Alerte à la peste porcine africaine : deux sangliers infectés en Belgique à près d’un kilomètre de la France

Jeanne Brugère-Picoux

Professeur honoraire de pathologie médicale du bétail et des animaux de basse-cour (Ecole nationale vétérinaire d’Alfort), membre de l’Académie nationale de médecine, présidente honoraire de l’Académie vétérinaire de France
 
Alerte à la peste porcine africaine
 
Alors que l’épizootie de peste porcine africaine (PPA) s’étendait dangereusement vers l’Ouest de l’Europe du fait de l’atteinte de la Pologne aux portes de l’Allemagne, cette maladie redoutable pour les élevages porcins est apparue dans la faune sauvage en Belgique, à plus de 1000 km de distance des derniers foyers européens. Début septembre 2018, 5 sangliers infectés ont été découverts (4 morts, 1 malade et abattu) à une dizaine de kilomètres de la France. Dès cette découverte, le ministre wallon de l’Agriculture, René Collin, a annoncé que le nombre de sangliers infectés pourrait augmenter rapidement car « beaucoup d’autres sont à l’analyse. On va arriver à des dizaines, voire 400 sangliers, selon ce que les experts nous annoncent » et ajoutant « La peste porcine africaine est là, et elle est là pour longtemps ! ». Il avait malheureusement raison car 299 cas de PPA ont été détectés chez des sangliers trouvés morts dans la région d’Etalle, dans la zone tampon belge considérée comme infectée. Le fait que les sangliers prélevés hors de cette zone infectée (ZI) ont été longtemps négatifs pouvait permettre d’espérer que les mesures de biosécurité mises en place par la Belgique se révéleraient assez efficaces pour éviter la propagation de la PPA vers la France.
Mais la découverte de 2 sangliers infectés à 1,6 km de la frontière française, en dehors de la zone tampon belge, au début du mois de janvier 2019, a alerté le ministère de l’Agriculture français [1].
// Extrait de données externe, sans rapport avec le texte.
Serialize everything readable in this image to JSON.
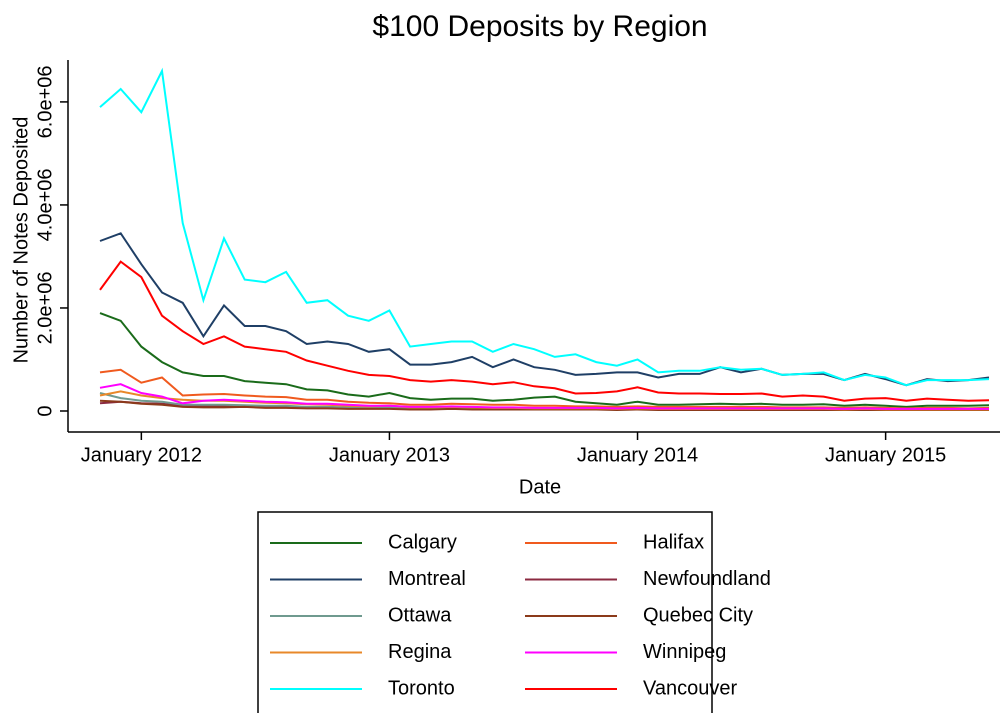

La peste porcine africaine (PPA)

La PPA est due à un Asfivirus de la famille des Asfarviridae. Ce virus est particulièrement résistant dans le milieu extérieur comme dans les viandes non cuites réfrigérées ou dans les salaisons (principal risque connu pour cette affection). La maladie se transmet par contact soit avec un autre animal, soit par un aliment (eaux grasses [2], charcuterie…) ou un environnement contaminé (matériel d’élevage, moyens de transport, bottes, etc.). Les tiques du genre Ornithodoros [3] peuvent aussi transmettre la maladie.
Comme la peste porcine classique (PPC), due à un pestivirus proche des pestivirus des ruminants, il s’agit d’un fléau majeur pour l’élevage porcin justifiant leur classement comme danger sanitaire de première catégorie à déclaration obligatoire. Ces deux maladies épizootiques majeures, non transmissibles à l’Homme, figurent également dans la liste des maladies notifiées à l’OIE (Organisation mondiale de la santé animale). Cependant, la PPA ne peut être éradiquée que par des mesures de biosécurité car il n’existe pas de vaccin pour lutter contre cette maladie comme dans les épizooties de PPC [4].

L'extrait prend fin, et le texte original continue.